Last week ministers gave a green light to install 47 million new gas and electricity meters, which can monitor energy use in real time, in every household in Britain. They said that the project could be completed at a cost of between £7 billion to £9 billion, or an average of £269 to £346 per household.
Ernst & Young, the audit firm, has rejected that estimate, arguing that the true cost would be at least 49 per cent higher, at about £13.4 billion, or £515 per household. Consumers are expected to shoulder the bulk of the extra cost in the form of higher bills, although the industry claims there will be offsetting savings.
Tony Ward, power and utilities partner in Ernst & Young, said that the Government’s figures appeared to underestimate the scale of the additional technology and infrastructure required to support the smart meters, which it is hoped will help to cut carbon emissions by promoting energy efficiency.
“Very big and complex projects of this sort always cost more than anticipated,” Mr Ward said. He cited problems of gaining access to all 26 million UK properties to install the meters and big upfront costs for purchasing equipment and software, as well as hidden costs, such as providing finance for the project. “We very rarely see one that comes in at the original estimate,” he said.

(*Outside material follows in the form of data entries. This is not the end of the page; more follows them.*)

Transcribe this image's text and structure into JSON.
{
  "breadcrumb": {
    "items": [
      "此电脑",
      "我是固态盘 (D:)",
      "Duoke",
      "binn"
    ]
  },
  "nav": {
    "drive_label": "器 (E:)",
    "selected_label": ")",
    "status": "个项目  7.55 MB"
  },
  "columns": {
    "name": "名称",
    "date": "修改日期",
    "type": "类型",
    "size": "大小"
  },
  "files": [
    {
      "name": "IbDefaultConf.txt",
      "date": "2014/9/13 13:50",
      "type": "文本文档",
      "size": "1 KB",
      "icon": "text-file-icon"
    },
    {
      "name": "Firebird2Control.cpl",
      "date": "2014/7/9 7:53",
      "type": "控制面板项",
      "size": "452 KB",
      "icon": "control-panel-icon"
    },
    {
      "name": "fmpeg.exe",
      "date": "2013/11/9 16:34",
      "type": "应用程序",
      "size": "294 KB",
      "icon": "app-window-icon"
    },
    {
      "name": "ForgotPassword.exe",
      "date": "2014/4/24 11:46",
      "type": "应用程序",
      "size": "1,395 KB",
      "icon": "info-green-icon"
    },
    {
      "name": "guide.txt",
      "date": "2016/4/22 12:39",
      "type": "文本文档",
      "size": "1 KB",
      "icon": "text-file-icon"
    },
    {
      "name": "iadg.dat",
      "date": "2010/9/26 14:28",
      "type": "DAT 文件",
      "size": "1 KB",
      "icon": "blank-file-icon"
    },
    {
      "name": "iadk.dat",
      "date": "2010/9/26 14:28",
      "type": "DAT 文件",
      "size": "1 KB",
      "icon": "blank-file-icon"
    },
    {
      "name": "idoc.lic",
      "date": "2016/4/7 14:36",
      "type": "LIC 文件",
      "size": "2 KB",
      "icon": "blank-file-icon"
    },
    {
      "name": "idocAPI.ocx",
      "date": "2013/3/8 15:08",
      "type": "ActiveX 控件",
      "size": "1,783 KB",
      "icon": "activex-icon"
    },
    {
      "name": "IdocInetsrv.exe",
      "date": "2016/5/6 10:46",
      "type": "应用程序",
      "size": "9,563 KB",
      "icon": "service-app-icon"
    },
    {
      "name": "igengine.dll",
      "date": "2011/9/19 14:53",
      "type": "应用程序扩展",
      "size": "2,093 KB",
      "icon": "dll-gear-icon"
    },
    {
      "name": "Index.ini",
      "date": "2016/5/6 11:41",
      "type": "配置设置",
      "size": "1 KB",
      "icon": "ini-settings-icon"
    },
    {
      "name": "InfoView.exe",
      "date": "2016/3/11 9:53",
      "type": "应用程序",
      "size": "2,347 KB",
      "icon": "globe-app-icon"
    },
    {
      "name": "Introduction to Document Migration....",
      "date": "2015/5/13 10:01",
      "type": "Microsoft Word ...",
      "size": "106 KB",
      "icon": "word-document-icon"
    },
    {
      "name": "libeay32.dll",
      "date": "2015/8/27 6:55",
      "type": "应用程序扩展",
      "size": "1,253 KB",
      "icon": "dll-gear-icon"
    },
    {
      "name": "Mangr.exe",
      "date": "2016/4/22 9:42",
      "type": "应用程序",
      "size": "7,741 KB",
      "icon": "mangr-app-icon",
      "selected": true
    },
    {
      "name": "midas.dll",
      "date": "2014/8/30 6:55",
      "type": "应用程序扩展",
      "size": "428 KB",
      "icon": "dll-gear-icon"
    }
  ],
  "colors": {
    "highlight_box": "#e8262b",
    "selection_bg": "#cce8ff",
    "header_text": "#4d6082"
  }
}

Mr Ward said that there were big questions about how the rollout would take place and the technology to be used. He added that the Government’s figures appeared to rely “on an assumption of absolute efficiency”.
A spokesman for the Department of Energy and Climate Change said: “We are confident in our cost estimates. They were arrived at after work with industry experts and external economists and clearly show the benefits of smart meters more than outweigh the costs.”
The Energy Retail Association, an industry lobby group, said that consumers would pay for the rollout through their energy bills, but claimed that the overall impact would be “cost neutral” because the smart meters would be introduced over a period of up to a decade and would allow for significant cost savings by the industry.
The phasing out of traditional meters is set to trigger thousands of job losses for meter readers, engineers, call centre staff and middle managers.
The new meters will enable power companies to introduce off-peak deals similar to those offered by telephone operators. Consumers could be rewarded for using energy-hungry appliances at off-peak times, such as between 1am and 5am, allowing for a reduction in the total number of power stations needed to power the UK. Inaccurate billing should end because suppliers would receive precise data.
Ian Parrett, of Inenco, the energy consultancy, said that the new meters would force prices up. He said: “Energy companies will face two new costs that they will inevitably have to pass on to consumers, either directly or indirectly. There is the additional cost of installing these meters across the whole of the UK. Then there is the additional resourcing and personnel required to deal with the large increase in customer inquiries.”
To help to oversee the project, which could start next year, the Government has approved the creation of a body to manage the meters and the relaying of information to energy suppliers.
The project will be highly lucrative for the manufacturers of smart meters, such as General Electric, IBM and Itron, of the United States, and Landis+Gyr, a privately owned Swiss group.